Funding cuts at the agency before the outbreak resulted in reduced units for detecting and fighting epidemics. The battle against the disease was also plagued by missteps in WHO’s local response, such as when some medics weren’t issued visas, and bureaucratic hurdles that halted funds at borders.
Learned Severity
Director Margaret Chan has said she learned of the severity of the epidemic in late June -- three months after the agency first got reports of cases -- and assumed personal direction of the effort. Chan replaced the heads of WHO’s national offices in the three most-affected countries.
The epidemic exposed WHO’s weaknesses that have roots in a regionalized, politicized structure, said Lawrence Gostin, a professor of global health law at Georgetown University in Washington.
“There was no agreement between the African offices and Geneva on how the epidemic was going to be handled,” Gostin said. “You can’t have that kind of muddled, confused action in an emergency.”
Public Emergency
WHO declared Ebola virus a public health emergency of international concern in early August.
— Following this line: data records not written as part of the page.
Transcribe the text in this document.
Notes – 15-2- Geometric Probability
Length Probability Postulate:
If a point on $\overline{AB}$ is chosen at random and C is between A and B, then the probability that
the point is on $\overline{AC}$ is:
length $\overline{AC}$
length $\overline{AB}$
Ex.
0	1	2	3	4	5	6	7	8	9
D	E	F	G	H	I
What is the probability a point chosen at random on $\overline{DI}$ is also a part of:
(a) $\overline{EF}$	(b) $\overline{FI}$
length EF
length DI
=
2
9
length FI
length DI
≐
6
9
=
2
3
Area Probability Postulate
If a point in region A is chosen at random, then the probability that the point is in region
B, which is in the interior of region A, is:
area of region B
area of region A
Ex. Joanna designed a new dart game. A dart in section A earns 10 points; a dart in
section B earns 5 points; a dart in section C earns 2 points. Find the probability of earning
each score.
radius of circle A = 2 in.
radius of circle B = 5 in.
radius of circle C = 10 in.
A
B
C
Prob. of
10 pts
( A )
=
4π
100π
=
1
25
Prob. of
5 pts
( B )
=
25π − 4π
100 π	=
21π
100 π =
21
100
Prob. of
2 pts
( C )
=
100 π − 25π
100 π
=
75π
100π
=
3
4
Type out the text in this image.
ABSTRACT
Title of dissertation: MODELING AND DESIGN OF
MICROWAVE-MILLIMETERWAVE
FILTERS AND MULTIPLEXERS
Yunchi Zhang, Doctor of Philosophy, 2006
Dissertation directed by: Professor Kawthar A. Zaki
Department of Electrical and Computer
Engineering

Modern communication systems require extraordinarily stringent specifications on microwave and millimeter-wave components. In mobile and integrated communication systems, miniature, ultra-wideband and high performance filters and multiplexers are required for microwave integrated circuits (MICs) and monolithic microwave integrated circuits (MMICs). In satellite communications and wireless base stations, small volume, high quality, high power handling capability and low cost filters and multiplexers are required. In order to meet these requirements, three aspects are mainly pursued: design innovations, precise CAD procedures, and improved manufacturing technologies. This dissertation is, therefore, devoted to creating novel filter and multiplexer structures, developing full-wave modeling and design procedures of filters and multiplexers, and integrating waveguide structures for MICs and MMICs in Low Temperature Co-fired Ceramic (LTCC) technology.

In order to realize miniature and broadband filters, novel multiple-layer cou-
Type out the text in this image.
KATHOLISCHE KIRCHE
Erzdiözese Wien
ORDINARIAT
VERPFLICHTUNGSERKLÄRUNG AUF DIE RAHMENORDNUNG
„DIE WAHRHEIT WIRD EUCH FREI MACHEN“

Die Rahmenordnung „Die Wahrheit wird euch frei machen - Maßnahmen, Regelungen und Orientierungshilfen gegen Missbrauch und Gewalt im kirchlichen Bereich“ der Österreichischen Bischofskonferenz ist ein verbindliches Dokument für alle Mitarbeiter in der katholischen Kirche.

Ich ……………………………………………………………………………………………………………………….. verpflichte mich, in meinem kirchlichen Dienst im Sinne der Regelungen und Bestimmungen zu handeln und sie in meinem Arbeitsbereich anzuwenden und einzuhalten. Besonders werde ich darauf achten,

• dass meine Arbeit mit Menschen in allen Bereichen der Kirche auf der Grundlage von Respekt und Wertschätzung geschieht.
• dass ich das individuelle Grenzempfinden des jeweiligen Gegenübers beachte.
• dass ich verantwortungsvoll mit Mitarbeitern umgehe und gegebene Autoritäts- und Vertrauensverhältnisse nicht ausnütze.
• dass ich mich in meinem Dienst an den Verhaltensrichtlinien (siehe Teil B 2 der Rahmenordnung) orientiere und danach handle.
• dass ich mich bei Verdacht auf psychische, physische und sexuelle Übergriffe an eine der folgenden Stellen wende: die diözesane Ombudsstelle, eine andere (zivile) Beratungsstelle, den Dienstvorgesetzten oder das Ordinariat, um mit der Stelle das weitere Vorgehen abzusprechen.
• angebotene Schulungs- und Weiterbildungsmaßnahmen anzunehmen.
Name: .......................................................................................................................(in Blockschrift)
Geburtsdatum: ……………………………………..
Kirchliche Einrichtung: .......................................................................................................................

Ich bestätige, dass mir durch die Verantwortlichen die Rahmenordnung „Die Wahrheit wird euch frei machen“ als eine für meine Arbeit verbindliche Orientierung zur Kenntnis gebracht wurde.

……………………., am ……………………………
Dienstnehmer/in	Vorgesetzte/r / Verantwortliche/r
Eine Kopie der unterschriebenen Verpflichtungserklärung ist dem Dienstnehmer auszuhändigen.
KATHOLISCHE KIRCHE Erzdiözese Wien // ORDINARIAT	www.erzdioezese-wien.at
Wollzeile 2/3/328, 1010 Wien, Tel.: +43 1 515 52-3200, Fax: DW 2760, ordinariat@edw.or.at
Long before then, the agency began carrying the “lion’s share” of logistical and technical support for work to fight the outbreak, the report said.
The efforts of Doctors Without Borders, the U.S. military and other nations such as France and the U.K. were far greater than the WHO’s, Gostin said. While WHO was in charge of the response to swine flu, the agency was “comparatively irrelevant” in the fight against Ebola, he said.
“It’s fanciful to say that the WHO was in logistical control or even coordinated what went on,” he said.
Doctors Without Borders, the medical relief organization, has also said WHO reacted slowly to the Ebola outbreak. A spokeswoman declined to comment immediately on Thursday’s report.
A number of events and factors, both inside and outside the WHO, contributed to the seriousness of the outbreak, said Gregory Hartl, an agency spokesman. The epidemic is centered in some of the world’s poorest countries, which enabled many cases to go undetected, he said.
“Had we known then what we know now, certainly we as WHO would have reacted differently,” he said in a telephone interview.
WHO is in the middle of a “reform process” that will consider how much the agency can contribute to fighting emergencies and has scheduled a special session of its executive board Jan. 25 to determine how to control Ebola.
“WHO needs improvement, and that’s what this special session on the 25th of January is about,” Hartl said.